There is also a subplot about a Tumblr account that I won’t go into for the sake of avoiding spoilers, but let’s just say I felt it was extremely unnecessary and added no value to the movie’s message. I’d be curious if anyone else who saw the film agrees with me.

Oh, and I also hated the bottle scene. Again, if you’ve seen the movie you’ll know what I mean. It seemed completely out of place…but then again, maybe its purpose was to show us that Ellen is at a new low, and completely desperate for comfort.

However there were many parts of To the Bone that I could not only relate to, but that made me reflect on my illness and genuinely feel for the characters, even though I was watching a fictional story. The dreaded feeling of getting weighed, and knowing the number on the scale that you see is “bad”, but you can’t make yourself do anything to get it back up.

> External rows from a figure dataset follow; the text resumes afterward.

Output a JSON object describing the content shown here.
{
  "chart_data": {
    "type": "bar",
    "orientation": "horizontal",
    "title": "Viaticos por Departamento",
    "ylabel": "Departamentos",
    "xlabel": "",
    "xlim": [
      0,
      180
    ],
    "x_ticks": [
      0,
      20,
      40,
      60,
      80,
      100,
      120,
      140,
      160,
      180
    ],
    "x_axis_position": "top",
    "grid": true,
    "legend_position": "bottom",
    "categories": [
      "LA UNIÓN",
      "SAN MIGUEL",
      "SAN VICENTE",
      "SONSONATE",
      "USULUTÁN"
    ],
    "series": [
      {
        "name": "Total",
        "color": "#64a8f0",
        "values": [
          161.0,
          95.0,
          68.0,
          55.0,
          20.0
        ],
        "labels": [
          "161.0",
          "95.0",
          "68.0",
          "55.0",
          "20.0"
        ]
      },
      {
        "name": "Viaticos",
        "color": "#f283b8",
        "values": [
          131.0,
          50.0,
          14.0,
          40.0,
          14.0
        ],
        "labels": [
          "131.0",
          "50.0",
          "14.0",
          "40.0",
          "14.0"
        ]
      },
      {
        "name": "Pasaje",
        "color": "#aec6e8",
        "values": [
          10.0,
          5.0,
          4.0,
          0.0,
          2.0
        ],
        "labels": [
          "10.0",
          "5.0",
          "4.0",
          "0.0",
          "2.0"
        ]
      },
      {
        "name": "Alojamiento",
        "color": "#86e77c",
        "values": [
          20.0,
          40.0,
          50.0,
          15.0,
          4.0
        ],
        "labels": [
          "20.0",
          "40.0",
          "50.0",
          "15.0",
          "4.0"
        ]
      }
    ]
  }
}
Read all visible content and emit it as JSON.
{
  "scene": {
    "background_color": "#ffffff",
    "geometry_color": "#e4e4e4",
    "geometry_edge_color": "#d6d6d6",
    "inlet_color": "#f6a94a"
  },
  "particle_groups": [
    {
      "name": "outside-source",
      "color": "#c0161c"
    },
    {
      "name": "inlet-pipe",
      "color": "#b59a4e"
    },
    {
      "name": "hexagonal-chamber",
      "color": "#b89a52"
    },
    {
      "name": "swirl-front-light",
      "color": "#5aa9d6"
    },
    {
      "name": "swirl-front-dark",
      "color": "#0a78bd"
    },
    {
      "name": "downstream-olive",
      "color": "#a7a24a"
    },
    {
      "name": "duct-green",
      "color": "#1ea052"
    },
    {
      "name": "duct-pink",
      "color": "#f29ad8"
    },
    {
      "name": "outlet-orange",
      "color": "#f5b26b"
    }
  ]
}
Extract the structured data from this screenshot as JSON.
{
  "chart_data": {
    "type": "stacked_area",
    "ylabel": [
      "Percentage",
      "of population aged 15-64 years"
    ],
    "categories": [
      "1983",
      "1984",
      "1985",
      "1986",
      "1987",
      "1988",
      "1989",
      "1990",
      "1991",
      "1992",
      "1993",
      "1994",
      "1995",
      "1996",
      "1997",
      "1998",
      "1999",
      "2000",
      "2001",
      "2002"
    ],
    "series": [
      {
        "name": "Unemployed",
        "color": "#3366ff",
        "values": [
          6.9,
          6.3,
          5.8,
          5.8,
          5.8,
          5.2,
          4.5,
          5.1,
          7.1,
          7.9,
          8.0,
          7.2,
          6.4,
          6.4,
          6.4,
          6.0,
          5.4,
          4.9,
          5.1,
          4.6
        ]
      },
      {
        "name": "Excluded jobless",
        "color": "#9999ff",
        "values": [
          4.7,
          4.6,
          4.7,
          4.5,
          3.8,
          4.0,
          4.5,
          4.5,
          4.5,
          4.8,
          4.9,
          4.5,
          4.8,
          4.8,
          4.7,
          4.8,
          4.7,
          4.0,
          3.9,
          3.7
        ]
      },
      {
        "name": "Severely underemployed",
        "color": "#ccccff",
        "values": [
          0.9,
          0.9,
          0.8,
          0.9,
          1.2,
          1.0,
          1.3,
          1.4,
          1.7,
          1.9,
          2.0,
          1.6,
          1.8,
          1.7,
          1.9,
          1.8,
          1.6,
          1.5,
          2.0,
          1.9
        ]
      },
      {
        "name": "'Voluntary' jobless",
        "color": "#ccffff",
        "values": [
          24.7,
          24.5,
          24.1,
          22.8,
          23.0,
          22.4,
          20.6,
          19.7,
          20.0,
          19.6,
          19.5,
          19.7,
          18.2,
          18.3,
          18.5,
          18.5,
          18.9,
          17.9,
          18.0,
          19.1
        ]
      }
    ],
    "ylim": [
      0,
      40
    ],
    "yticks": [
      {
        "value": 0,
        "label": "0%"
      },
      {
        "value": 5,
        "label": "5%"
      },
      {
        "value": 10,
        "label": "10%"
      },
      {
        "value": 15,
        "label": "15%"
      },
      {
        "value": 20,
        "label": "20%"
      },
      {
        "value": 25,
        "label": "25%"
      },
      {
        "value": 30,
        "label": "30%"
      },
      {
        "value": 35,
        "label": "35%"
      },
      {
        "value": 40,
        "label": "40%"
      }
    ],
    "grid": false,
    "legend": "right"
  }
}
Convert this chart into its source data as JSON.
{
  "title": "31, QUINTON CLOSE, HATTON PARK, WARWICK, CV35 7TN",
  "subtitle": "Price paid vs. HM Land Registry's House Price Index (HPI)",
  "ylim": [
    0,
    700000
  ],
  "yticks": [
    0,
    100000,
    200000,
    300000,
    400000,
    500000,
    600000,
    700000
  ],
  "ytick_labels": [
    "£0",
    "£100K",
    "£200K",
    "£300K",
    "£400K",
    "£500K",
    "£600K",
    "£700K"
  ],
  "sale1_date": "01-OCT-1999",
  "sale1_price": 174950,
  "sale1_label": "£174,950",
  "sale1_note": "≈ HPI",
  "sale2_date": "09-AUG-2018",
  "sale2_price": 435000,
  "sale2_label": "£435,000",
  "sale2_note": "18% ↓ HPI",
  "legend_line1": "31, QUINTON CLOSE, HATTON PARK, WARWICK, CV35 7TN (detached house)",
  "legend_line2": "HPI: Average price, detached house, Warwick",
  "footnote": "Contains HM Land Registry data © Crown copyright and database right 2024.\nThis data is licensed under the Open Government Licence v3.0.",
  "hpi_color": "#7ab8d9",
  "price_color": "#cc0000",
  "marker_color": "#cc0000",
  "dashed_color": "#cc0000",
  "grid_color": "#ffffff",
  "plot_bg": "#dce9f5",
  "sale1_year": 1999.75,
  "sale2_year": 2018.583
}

Desperately drinking water JUST before said getting weighed, so that the scale might show a higher number but so your pee doesn’t show as diluted (causing your doctor to become suspicious that it’s just water weight). Doing sit-ups, running up and down stairs, and speed walking everywhere because you’ve been forbidden from exercising. Desperately cutting the skin off of chicken so you can allow yourself to eat a few bites. Lying in bed at night and feeling your heart flutter, knowing something is wrong, fearing for your life, but literally paralyzed and unable to get out of bed and go eat a snack already. Feeling frustrated with friends and family who miss you, who are sad to watch this shell of you go through the motions everyday, and who have trouble understanding why you “just can’t eat”.

August 2012

I also appreciated that multiple genders, sizes, and races were depicted in the film. Many see eating disorders as a “skinny white girl” disease, but male EDs are on the rise and an individual’s appearance is not the way to tell whether or not they’re suffering. In fact, through much of my time in recovery most people I’ve met who are in recovery as well don’t “look” like they have an eating disorder.

I look back now at all of the elements of this movie that I’ve experienced firsthand, and I feel sad that I wasted years of my life living that way. But I also feel proud that I’ve gotten past them and live such a full life now. While watching I found myself cheering “You can do it!” in my head, and imagining Ellen and the other patients after they had recovered, with happier lives and free of The Voice inside their head (which I’m glad was addressed in a scene) telling them they can never be free.

I will say that To the Bone has very high potential to be triggering. I don’t even think I could have watched it a year or two ago without feeling slightly triggered. So if you aren’t well, WELL into recovery, I don’t recommend watching it. I would however recommend showing it to your family and friends; it may help them understand what someone with an ED goes through.

Did you watch To the Bone? What did you think?